My thought is that there can be $n/m$ expected number of elements in one of any $m$ bucket, so pair of collisions is $\binom{n/m}{2}$ and this multiplied by $m$ gives total pairs colliding, but where is the flaw as answer according to this vision comes as $\color{red}{\frac{n(n-m)}{2m}}$

Best Answer

Let $\mathbf{1}_{ij}$ denote the indicator random variable for the event that keys $i$ and $j$ are mapped to the same bucket. You are then looking for $\mathbb{E}\left[ \sum_{1\leq i\leq j \leq n} \mathbf{1}_{ij} \right].$ By linearity of expectation, that is

$$ \sum_{1\leq i \leq j \leq n} \mathbb{E}[\mathbf{1}_{ij} ]$$

There are $\binom{n}{2} = \frac{n(n-1)}{2}$ such $i,j$ pairs that we are summing over. Each term is $$\mathbb{E}[\mathbf{1}_{ij}] = \mathbb{P}(\text{keys i and j are mapped to the same bucket}).$$

Since they are mapped uniformly and independently into $m$ buckets, the probability that two keys are mapped to the same bucket is $\frac{1}{m}.$ So the 3rd option is the correct answer.


The step going from "there are $n/m$ expected elements in any bucket" to "so the number of colliding pairs is.." does not work. For example, $n/m$ may not be an integer. Using this approach, we would need to figure out the distribution of the bucket counts. Say we have $2$ buckets and $2$ keys. The two buckets can have the following number of keys in them: $(0, 2), (0,2)$ and $(1,1). (1,1)$ occurs with probability $1/2$, the others have probability $1/4$. Then for each case, we apply your logic to get the number of pair collisions.

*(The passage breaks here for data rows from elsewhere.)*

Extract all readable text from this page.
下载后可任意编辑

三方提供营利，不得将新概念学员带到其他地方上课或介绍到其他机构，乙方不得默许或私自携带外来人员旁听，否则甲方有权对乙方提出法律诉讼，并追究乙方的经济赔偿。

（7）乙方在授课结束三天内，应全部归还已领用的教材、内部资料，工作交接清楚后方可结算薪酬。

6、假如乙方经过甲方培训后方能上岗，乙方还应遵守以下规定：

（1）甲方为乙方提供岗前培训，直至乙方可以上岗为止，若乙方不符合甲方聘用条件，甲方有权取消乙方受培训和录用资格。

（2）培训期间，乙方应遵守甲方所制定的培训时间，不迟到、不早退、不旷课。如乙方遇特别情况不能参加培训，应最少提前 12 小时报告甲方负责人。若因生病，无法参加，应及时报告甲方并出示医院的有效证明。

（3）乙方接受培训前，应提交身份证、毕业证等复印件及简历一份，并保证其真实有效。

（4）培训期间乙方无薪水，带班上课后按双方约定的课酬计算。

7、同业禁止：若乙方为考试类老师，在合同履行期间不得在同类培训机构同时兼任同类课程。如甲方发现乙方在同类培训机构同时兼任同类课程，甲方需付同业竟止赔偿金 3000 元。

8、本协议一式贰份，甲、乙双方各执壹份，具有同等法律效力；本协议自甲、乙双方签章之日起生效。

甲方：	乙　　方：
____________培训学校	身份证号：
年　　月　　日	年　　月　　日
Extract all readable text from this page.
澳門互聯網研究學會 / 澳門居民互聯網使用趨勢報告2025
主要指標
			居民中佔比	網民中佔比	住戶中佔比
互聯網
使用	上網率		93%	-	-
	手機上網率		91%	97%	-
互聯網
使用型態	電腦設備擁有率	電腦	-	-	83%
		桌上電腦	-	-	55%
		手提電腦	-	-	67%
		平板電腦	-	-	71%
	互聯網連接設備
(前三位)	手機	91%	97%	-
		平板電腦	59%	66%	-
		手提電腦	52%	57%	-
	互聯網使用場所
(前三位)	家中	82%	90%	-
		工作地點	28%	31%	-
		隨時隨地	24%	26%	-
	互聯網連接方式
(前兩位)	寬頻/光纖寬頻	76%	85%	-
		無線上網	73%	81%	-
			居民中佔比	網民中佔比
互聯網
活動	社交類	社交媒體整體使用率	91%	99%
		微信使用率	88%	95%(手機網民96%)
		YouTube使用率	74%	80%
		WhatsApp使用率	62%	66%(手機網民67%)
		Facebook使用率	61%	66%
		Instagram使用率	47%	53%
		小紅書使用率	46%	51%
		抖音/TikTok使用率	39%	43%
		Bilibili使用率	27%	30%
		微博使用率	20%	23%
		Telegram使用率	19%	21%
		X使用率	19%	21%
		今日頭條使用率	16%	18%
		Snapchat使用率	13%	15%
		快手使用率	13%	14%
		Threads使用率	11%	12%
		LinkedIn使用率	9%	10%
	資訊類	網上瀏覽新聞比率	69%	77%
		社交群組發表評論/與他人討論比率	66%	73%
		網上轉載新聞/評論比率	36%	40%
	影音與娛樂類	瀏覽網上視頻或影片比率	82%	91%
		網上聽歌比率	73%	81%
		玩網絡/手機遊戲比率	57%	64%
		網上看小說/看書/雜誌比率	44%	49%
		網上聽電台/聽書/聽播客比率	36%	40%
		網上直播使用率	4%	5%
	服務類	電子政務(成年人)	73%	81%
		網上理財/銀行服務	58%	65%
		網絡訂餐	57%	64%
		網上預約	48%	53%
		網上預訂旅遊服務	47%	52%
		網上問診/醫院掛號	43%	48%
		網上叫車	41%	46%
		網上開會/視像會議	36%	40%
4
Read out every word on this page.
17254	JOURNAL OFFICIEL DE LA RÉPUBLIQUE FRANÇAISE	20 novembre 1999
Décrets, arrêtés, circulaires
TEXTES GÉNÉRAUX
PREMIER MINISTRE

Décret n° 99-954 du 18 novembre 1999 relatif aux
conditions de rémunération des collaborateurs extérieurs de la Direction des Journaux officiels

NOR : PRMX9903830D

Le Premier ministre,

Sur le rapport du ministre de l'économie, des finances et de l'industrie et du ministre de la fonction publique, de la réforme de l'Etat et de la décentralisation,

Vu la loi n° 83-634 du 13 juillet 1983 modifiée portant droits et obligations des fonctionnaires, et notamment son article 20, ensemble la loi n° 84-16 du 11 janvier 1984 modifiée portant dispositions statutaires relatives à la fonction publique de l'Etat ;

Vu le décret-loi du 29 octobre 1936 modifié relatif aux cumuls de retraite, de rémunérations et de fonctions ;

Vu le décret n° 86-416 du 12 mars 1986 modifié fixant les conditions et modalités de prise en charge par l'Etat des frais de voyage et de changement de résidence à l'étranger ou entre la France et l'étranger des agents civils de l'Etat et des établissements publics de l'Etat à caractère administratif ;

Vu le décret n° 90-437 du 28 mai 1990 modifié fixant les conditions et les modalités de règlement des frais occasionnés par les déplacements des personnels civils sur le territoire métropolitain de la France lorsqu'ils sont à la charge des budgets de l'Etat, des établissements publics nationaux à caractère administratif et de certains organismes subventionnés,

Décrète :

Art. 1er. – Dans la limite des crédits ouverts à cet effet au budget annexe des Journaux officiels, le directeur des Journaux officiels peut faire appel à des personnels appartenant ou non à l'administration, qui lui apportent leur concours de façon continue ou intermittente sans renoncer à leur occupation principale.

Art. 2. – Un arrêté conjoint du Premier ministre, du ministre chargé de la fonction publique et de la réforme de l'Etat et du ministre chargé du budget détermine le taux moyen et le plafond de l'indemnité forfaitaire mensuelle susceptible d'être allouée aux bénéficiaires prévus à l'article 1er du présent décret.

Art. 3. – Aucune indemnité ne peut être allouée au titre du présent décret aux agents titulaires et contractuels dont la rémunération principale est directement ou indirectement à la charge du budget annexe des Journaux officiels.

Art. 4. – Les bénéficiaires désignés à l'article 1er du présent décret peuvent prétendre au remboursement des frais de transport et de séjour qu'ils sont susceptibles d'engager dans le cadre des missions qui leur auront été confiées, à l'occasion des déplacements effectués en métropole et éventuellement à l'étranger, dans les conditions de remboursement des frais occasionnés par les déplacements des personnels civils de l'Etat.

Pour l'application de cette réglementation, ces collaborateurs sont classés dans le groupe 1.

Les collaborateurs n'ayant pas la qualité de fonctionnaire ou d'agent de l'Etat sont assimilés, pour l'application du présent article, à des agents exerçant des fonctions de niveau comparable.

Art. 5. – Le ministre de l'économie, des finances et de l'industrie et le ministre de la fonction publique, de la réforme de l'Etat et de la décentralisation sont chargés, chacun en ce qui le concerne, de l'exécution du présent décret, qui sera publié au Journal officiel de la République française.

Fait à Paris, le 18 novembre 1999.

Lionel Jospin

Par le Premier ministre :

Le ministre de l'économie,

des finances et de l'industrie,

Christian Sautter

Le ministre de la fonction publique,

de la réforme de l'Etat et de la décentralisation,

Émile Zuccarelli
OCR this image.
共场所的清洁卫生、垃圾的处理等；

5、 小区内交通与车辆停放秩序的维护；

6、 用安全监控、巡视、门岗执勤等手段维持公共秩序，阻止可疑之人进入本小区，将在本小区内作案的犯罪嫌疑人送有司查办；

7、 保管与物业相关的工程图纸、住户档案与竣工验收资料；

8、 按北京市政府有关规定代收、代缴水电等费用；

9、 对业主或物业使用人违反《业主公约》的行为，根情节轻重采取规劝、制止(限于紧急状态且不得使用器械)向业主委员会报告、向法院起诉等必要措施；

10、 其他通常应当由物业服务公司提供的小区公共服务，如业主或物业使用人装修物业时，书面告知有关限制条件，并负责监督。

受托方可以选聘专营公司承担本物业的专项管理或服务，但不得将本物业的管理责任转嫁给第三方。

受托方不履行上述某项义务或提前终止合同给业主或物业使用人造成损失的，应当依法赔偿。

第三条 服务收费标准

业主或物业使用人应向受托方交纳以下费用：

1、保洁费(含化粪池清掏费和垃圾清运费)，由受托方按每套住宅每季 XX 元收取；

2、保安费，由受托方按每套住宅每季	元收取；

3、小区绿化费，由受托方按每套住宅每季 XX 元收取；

For $(0,2)$, there's $0$ pairs colliding in bucket $1$ and $1$ pair in bucket $2$. So in this case, there is $1$ colliding pair and this case happens with probability $1/4.$ In the $(1,1)$ case there are $0$ colliding pairs in total, and this case has probability $1/2.$ In the $(0,2)$ case we again have $1$ colliding pair, and that case is probability $1/4.$ So the expected value for $n=2, m=2$ is $$1\cdot(1/4) + 0\cdot(1/2) + 1\cdot(1/4) = 1/2. $$

In principle we can do this same computation for general $n,m$ but these are the types of questions where linearity of expectation comes in so useful - when we only want an expected value, linearity of expectation often allows us to dodge actually computing the distribution.